Ireland/China 2025, ending
Aug. 21st, 2025 07:00 pmLast day in China, and getting back home – August 19-21
Our departure time was so late, Susan and I stayed more or less in our room for most of the day, taking meals in the lounge. It was about 5:40PM before we took our luggage and went down to the desk to check out, then made our way to the main airport to begin preparing for the flight out.
It was wearing. There were so many people leaving at the same time, we got routed to different lines and had to wait for quite a while … but, when the main rush slowed, someone came and steered us straight to the desk, where we checked Susan’s wheelchair and our main luggage. I asked about getting a seat upgrade for Susan, but the response was noncommittal, then we were escorted up to the departure gates.
We flew out at 11:00PM, on a flight that had every seat filled; fortunately, we were in an exit row, with plenty of legroom in front of us. (Susan’s TV monitor wasn’t working right, though, and had to be literally duct-taped in place to keep it upright.)
We arrived at Schipol Airport in Amsterdam, with a relatively short wait for the flight out.
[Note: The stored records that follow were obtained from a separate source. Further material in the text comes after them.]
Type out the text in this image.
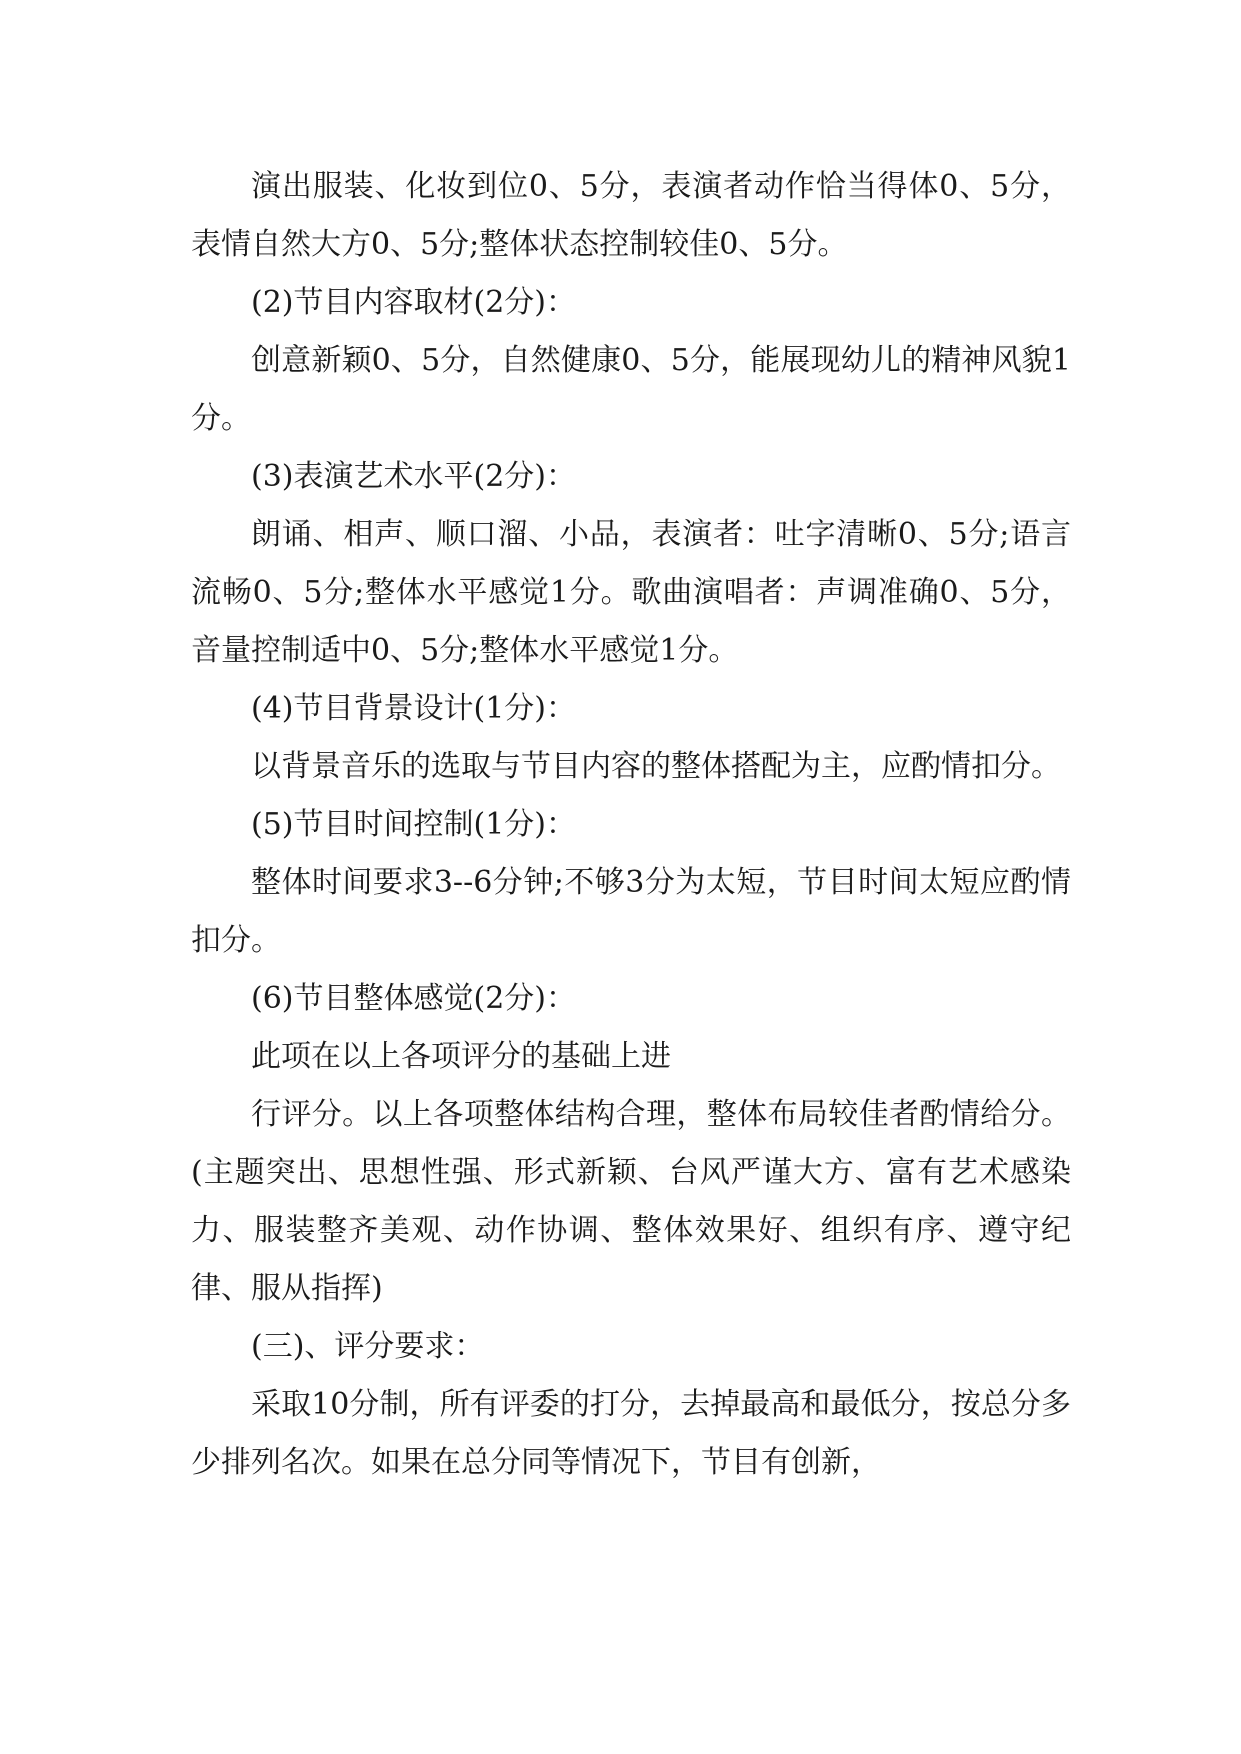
演出服装、化妆到位0、5分，表演者动作恰当得体0、5分，表情自然大方0、5分;整体状态控制较佳0、5分。

(2)节目内容取材(2分)：

创意新颖0、5分，自然健康0、5分，能展现幼儿的精神风貌1分。

(3)表演艺术水平(2分)：

朗诵、相声、顺口溜、小品，表演者：吐字清晰0、5分;语言流畅0、5分;整体水平感觉1分。歌曲演唱者：声调准确0、5分，音量控制适中0、5分;整体水平感觉1分。

(4)节目背景设计(1分)：

以背景音乐的选取与节目内容的整体搭配为主，应酌情扣分。

(5)节目时间控制(1分)：

整体时间要求3--6分钟;不够3分为太短，节目时间太短应酌情扣分。

(6)节目整体感觉(2分)：

此项在以上各项评分的基础上进

行评分。以上各项整体结构合理，整体布局较佳者酌情给分。(主题突出、思想性强、形式新颖、台风严谨大方、富有艺术感染力、服装整齐美观、动作协调、整体效果好、组织有序、遵守纪律、服从指挥)

(三)、评分要求：

采取10分制，所有评委的打分，去掉最高和最低分，按总分多少排列名次。如果在总分同等情况下，节目有创新，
When I inquired (again) about getting a seat upgrade for Susan, I was told that I’d have to wait till the checkout gate opened and ask there. When an agent finally began working that gate, however, she told me I needed to go to the Transfer desk for Delta. And the agent at the Transfer desk said we couldn’t do anything of that type without having some kind of frequent flyer or special membership status. We’d got an upgrade on the flight to China, but that was on Air France; apparently, every airline has its own system, and it’s next to impossible to know in advance what is and isn’t possible. (Also, different people in each organization seem to have different ideas as to what IS possible.)
Nine hours to Atlanta. Each of us had an aisle seat, and that really seemed to make things a lot better, but Susan’s reserves were being diminished rapidly.
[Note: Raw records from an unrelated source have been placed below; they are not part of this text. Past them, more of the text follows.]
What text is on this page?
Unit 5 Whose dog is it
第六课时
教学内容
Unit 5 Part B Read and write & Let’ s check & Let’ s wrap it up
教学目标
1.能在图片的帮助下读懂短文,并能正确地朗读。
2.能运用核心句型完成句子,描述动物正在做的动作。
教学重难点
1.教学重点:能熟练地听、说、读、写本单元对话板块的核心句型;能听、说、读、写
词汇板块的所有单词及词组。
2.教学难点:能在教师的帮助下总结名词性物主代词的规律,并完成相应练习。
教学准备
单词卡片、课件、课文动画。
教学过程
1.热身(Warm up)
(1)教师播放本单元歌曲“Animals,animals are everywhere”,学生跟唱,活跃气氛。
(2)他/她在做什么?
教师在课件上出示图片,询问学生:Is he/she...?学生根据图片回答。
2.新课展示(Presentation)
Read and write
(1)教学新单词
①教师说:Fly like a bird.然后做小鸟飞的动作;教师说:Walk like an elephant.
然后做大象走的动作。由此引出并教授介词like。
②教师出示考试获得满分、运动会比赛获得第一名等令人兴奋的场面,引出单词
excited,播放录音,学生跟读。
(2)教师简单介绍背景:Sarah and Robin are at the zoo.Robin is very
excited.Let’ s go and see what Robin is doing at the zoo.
Arrival in Atlanta was loosely regulated chaos: we had to go through security — entering the U.S. — and then customs, and then another bank of security (‘entering’ the airport? no idea), and apparently several planes had arrived at once and there were multiple hundreds of people being herded through the cattle lines; they pulled all the wheelchair people out and took them to the front, where they were gradually fed into the mass already at the front … but only two at a time, meaning it took us something like half an hour to get started through that second layer of security. Then Susan’s bag was pulled for a closer look, which only took a few seconds, but those seconds came after four other people’s bags had been gone over one item at a time, making for an additional twenty minutes.
This ridiculous, incompetent, gratuitous mismanagement was balanced by a single airport worker who checked the departure time of our connecting flight, saw that we were in severe danger of having the flight closed before we could reach the gate, and ran pushing Susan’s chair, calling ahead for people to get out of the way (while I followed with our smaller bags, doing my best to keep up, which lasted about half the distance). By the time I finally made it to the gate, he had made arrangements with the agents there, and Susan and I were put onto the plane (me drenched in sweat) only a few minutes before it took off.
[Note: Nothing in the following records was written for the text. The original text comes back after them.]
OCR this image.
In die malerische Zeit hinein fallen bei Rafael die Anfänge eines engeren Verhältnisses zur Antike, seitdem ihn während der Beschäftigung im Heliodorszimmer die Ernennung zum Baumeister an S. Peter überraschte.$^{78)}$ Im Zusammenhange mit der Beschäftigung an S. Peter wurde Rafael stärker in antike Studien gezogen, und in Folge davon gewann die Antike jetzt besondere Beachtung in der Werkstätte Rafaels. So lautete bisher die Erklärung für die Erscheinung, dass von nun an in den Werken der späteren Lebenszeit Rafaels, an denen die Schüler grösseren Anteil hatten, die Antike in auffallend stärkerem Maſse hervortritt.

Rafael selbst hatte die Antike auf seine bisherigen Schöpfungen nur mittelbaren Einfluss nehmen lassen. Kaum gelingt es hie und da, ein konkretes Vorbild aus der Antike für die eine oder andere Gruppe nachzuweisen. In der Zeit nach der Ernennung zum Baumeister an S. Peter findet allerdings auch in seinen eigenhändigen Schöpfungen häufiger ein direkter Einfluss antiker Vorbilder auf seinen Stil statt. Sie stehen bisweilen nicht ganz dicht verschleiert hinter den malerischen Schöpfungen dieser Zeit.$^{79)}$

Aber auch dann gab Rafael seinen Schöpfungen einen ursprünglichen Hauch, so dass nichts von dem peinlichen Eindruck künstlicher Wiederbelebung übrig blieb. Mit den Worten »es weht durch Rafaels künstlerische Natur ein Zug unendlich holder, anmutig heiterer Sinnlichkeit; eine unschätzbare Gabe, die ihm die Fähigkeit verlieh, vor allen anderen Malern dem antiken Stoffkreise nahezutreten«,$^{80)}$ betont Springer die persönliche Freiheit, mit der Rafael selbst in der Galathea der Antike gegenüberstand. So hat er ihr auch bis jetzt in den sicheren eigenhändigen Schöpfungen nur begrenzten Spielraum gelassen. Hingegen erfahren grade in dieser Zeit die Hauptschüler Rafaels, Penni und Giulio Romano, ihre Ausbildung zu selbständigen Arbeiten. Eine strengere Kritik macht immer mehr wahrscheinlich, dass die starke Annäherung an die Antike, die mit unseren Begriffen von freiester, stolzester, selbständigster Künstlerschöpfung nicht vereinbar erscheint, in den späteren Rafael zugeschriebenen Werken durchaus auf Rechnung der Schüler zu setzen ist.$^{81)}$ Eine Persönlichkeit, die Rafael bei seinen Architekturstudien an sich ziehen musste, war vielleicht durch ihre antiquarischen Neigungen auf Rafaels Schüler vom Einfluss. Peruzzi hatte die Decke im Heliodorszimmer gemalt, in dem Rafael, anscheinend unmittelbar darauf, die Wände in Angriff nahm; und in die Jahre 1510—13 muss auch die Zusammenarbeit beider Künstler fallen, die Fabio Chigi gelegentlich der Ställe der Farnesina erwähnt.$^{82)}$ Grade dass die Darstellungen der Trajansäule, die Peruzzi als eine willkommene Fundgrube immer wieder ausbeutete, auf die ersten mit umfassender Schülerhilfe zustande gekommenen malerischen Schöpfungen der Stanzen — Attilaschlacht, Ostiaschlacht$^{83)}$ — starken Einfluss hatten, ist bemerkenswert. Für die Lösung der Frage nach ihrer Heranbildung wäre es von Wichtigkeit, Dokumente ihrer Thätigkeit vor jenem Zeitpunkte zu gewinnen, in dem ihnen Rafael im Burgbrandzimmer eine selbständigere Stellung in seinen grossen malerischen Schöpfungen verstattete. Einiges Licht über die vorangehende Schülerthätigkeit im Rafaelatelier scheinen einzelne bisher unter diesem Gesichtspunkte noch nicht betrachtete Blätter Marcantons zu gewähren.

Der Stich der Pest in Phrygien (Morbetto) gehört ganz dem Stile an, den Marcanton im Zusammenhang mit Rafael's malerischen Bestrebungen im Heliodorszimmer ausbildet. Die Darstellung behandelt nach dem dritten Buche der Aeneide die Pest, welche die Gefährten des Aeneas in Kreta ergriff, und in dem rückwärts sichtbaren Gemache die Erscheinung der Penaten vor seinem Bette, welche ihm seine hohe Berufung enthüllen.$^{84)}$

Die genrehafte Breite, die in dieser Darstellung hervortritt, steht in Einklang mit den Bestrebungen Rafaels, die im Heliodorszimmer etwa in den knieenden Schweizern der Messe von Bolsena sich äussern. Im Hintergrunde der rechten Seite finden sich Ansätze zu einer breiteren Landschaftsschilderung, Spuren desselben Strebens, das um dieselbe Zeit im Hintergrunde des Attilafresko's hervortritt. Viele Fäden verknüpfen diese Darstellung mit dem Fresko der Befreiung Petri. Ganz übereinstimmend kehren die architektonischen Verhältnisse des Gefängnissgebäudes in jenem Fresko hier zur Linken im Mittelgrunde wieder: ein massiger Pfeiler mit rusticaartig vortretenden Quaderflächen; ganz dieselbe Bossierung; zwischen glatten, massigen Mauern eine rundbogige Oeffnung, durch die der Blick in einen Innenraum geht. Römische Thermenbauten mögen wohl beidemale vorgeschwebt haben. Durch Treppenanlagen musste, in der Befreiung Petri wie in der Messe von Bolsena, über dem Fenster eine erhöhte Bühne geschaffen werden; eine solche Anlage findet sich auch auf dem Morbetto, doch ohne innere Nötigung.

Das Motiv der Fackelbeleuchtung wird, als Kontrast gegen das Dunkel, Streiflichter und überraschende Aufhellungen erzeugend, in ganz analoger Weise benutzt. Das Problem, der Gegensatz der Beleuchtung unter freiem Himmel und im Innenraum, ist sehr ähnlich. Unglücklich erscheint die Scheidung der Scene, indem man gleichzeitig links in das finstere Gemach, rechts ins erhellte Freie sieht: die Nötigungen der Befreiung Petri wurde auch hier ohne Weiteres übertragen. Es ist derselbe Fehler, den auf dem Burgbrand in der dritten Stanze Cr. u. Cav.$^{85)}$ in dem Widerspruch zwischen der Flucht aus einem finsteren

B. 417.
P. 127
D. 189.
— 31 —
The day’s fun wasn’t over, though. When we reached our home airport, we had a series of further surprise. First, our checked luggage wasn’t there, and the tracking system showed it hadn’t made it out of Atlanta. Second … my phone uses Cricket as a carrier, but I found after I got to China that their system — as currently set up — won’t take payments from outside the country. (I paid all my other bills online while I was gone, but Cricket simply had no way around their intractable requirements.) I called the customer service number (that one goes through), but two different agents lost the call while I was talking with them. Susan and I needed phone service before we could arrange a hotel for the night, OR an Uber to take us to that hotel, since it wouldn’t be possible for us to try and get our RV out of storage before the next day.
As it happened, one of the agents had got enough from me, before losing the call, that my phone service came back. That made everything else possible. We got a ride to the hotel, ordered a pizza delivery for our supper, showered before the pizza arrived, and basically vegged until time to make an early bedtime.
Thursday morning, I arranged an Uber to the storage place, found we were paid up till the end of the month — so no rush — and likewise found that both our car and the RV cranked up without any problem. I got some food for tonight (we’d arranged two nights at the hotel, because we didn’t know how long it would take our bags to be returned to us, but they had arrived by breakfast this morning), picked up our stored mail at the post office, and — later in the day — contacted our most recent RV park and were approved for another stint there, starting tomorrow.
So: lots of aggravation along the way, but it all worked out okay in the end.